A little later in his reasons, Justice Cromwell describes the good faith doctrine as a “contemplated … development,” [40] not a pre-existing feature of the law. And then, when he speaks of the more specific duty of honesty in contractual dealings, he says (acknowledges? recognizes?) that the appellant’s claim
does not fit within any of the existing situations or relationships in which duties of good faith have been found to exist. … The key question before the Court, therefore, is whether we ought to create a new common law duty under the broad umbrella of the organizing principle of good faith performance of contracts. [72]
Yet having thus admitted, it seems, to judicial creativity, Justice Cromwell reverts, yet again, to speaking of “[r]ecognizing a duty of honesty in contract performance,” [80] as if it had been there all along.

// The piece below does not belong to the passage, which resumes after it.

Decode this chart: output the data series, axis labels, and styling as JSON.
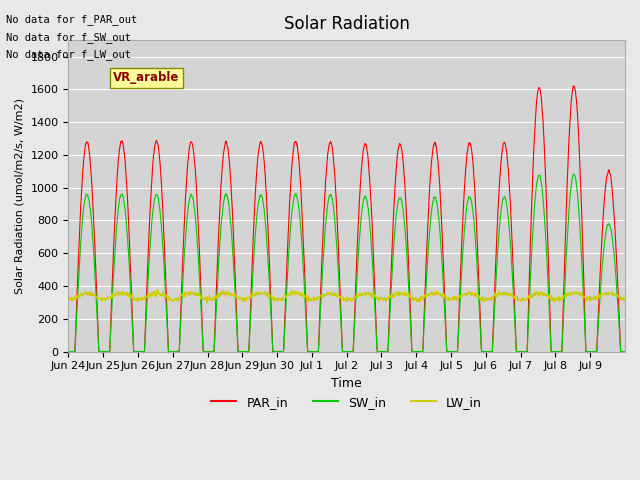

One might be tempted to try to making sense of this confusion by saying that while broad legal principles exist independently of anybody’s will, whether courts’ or the legislature’s, so that courts can only recognize them, specific rules are subject to deliberate creation and modification, whether by legislatures or by courts. But that’s not what Justice Cromwell’s reasons suggest. He speaks of acknowledging a principle as a “change in the common law,” and of the recognition of a specific rule, as well as vice versa, so the distinction does not work. Justice Cromwell, it seems, is simply too confused about the courts’ relationship to the common law to use consistent language to describe it.
Is that a bad thing? Perhaps it is, if we have strong views about the legitimacy of judicial law-making, and need to know whether that’s what is really going on here. But I’m not sure that we actually need to have strong views on this subject. Although that’s a bit of a problem for me personally, since this subject happens to be the topic of my dissertation, in the real world, we can usually get on without figuring out, or indeed having much to say about, philosophical questions that have bedevilled our predecessors these past 700 years. Then again, I’m not sure that this getting on will always get us to the right result. In some difficult cases, a judge’s legal philosophical commitments can make a real difference. (Think of the disagreement between the majority and the dissent on the legal question in the Patriation Reference.) To be honest, I’m as confused as Justice Cromwell.